Some initial profiling data provided by @jhernandezb shows a lot of compating activity. Maybe he can elaborate more on the profiling of things.

Screenshot_2023-01-21_at_10 27 14_AM Screenshot_2023-01-21_at_10 27 39_AM

Other notes

My gut feeling here is that at a certain number of database elements, things become slow. But I am far from a Go profiling expert or database expert and don't know how to debug this further. For us it is not a big deal right now and we can try to use less KV elements for the app. But maybe this is a good chance to prevent other mainnets running into problems.

PolkachuIntern commented 1 year ago

Our state-sync scripts run every Sunday, so this issue is rather timely. Nois testnet state-sync took a bit over an hour today. In contrast, Stargaze mainnet state-sync took about 10 minutes. I am not knowledgable enough to articulate the reasons behind it. As Simon mentioned, Evmos and Sei state-sync is also slow and at times unreliable.

kaisbaccour commented 1 year ago

Would it make sense to make the inventory of the number of application.db KV entries for all these networks and some other very busy networks to say if the rule stands or no?

jhernandezb commented 1 year ago

Adding profiles: cpu.pb.gz mem.pb.gz

Binary can be built using: https://github.com/noislabs/full-node/tree/main

One thing to mention is that stargaze still has fast node disabled by default (will be changed to enabled in our next upgrade).

Seems that fast node is contributing to more cpu cycles and garbage collection

tac0turtle commented 1 year ago

there are a couple issue in iavl to assist with this.

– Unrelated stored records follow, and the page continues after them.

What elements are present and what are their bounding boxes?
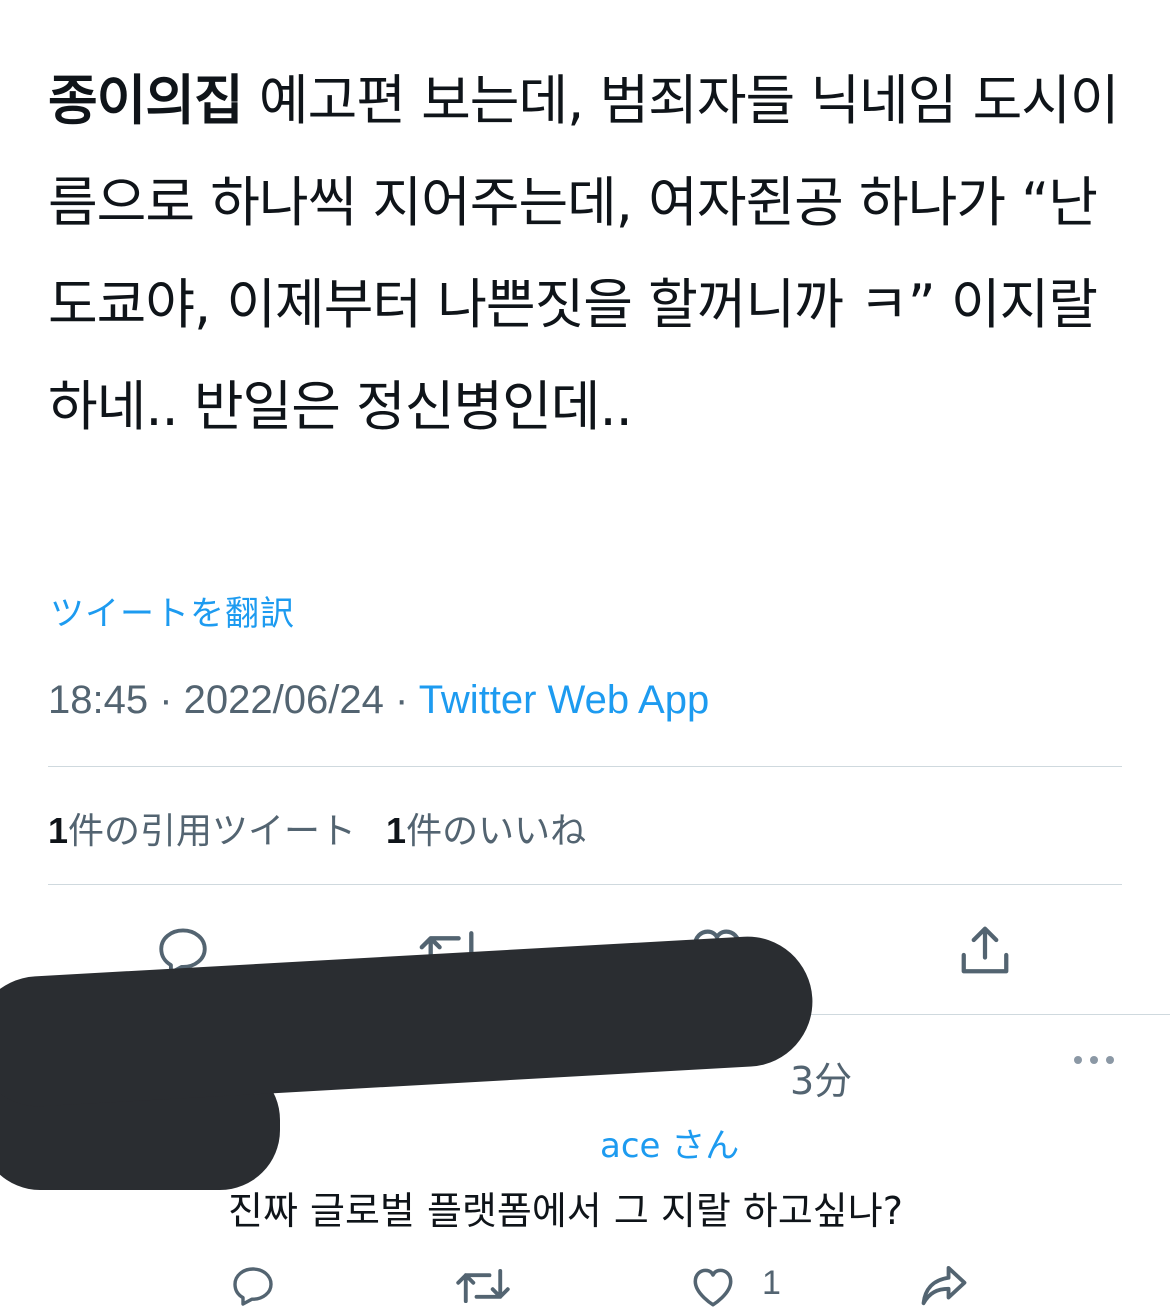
- divider: [48, 884, 1122, 885]
- reply-text: 진짜 글로벌 플랫폼에서 그 지랄 하고싶나?: [228, 1189, 903, 1233]
- share-forward-icon[interactable]: [916, 1260, 972, 1310]
- divider: [48, 766, 1122, 767]
- translate-tweet-link[interactable]: ツイートを翻訳: [50, 586, 295, 635]
- meta-separator: ·: [148, 678, 184, 722]
- tweet-time: 18:45: [48, 678, 149, 722]
- reply-icon[interactable]: [228, 1262, 278, 1310]
- tweet-stats: 1件の引用ツイート 1件のいいね: [48, 802, 586, 854]
- more-options-icon[interactable]: [1072, 1052, 1116, 1072]
- tweet-bold-lead: 종이의집: [48, 69, 244, 132]
- likes-stat[interactable]: 1件のいいね: [386, 802, 586, 854]
- like-count: 1: [386, 810, 407, 851]
- redaction-mark: [0, 933, 816, 1110]
- meta-separator: ·: [383, 678, 419, 722]
- reply-time-ago: 3分: [790, 1059, 853, 1103]
- quote-label: 件の引用ツイート: [68, 811, 357, 852]
- quote-tweets-stat[interactable]: 1件の引用ツイート: [48, 802, 356, 854]
- tweet-text: 종이의집 예고편 보는데, 범죄자들 닉네임 도시이름으로 하나씩 지어주는데,…: [48, 50, 1128, 458]
- heart-icon[interactable]: [688, 1262, 738, 1310]
- share-icon[interactable]: [954, 920, 1016, 980]
- tweet-date: 2022/06/24: [183, 678, 384, 722]
- like-label: 件のいいね: [406, 811, 587, 852]
- retweet-icon[interactable]: [455, 1262, 511, 1310]
- quote-count: 1: [48, 810, 69, 851]
- reply-to-handle[interactable]: ace さん: [600, 1118, 739, 1167]
- reply-like-count: 1: [762, 1264, 781, 1302]
- tweet-meta: 18:45 · 2022/06/24 · Twitter Web App: [48, 678, 709, 723]
- source-app-link[interactable]: Twitter Web App: [419, 678, 710, 722]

Here is one pr that aims to increase the speed. https://github.com/cosmos/iavl/pull/664.

This issue could be to how large your current state is? ill transfer this issue to iavl so it can be focused on where the actual problem may lie. Lots of the compacting is being cleaned up as we speak.

tac0turtle commented 1 year ago

with iavlv1 this should be significantly faster. Would you want to test with this version?